Gerade wenn die Sonne auf oder unter geht zählt jede Sekunde. Arbeitet der Fotograf mit ND-Filtern, welche die Belichtungszeit erheblich verlängern, so muss der erste Aufnahmeversuch direkt sitzen. Die Stimmung der Sonne und Umgebung verändert sich in Sekundenbruchteilen. Eben noch rote Wolken, so kann die zweite Aufnahme schon wieder völlig anders aussehen. Das hängt natürlich auch immer davon ab, welche Belichtungszeit durch den ND-Filter erreicht werden soll. Und ob der Fotograf Optionen wie „Rauschreduzierung bei Langzeitbelichtung“ aktiviert hat, welche die Aufnahmezeit verdoppelt. Es ist daher ratsam, eine halbe Stunde vor der angepeilten Zeit vor Ort zu sein. Zumindest schadet es nicht.

grafenwerth rhein bonn

Nun hat sich doch wieder ein Bild aus Bonn eingeschlichen. Entstanden in den Morgenstunden auf der Insel Grafenwerth. In dieser Nacht hab ich gänzlich auf Schlaf verzichtet. Die Nacht war kurz – und leider trotzdem anstrengend. Ob es sich gelohnt hat? Nun ja, es geht so. Zwar wurde im Kopfkino ein anderer Film abgespielt, aber im Endeffekt hab ich wieder eine Menge über mich und meine Umgebung kennengelernt. Weiß nun, wie der Hase läuft, wenn die Sonne hier aufgeht. Dass das Siebengebirge den Sonnenaufgang in Bonn nicht unbedingt einfach macht. Egal. Am Ende steht die Erinnerung an den Morgen durch dieses Foto. Warum auch nicht?

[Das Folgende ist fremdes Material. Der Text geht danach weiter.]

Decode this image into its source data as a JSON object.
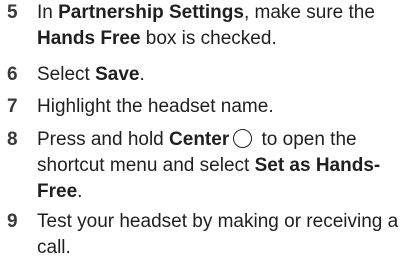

Fleiß in der Fotografie zahlt sich meistens nicht innerhalb weniger Stunden oder Tage aus. Der Prozess ist schleichend, aber kontinuierlich. Geduld ist auch so ein Thema bei Neueinsteigern. Nachdem der Erfolg nach wenigen Monaten nicht einsetzt und der Gedanke reift, dass die Idee, Bilder für viele hundert Euro zu verkaufen, kläglich gescheitert sein muss, hört man abrupt mit der Fotografie auf. Das ist natürlich auch ein Weg, seine Probleme zu lösen. Vielleicht nicht der ideale, aber ein Weg. Meister fallen halt selten vom Himmel und Übung macht den Meister. 10 € ins Phrasenschwein.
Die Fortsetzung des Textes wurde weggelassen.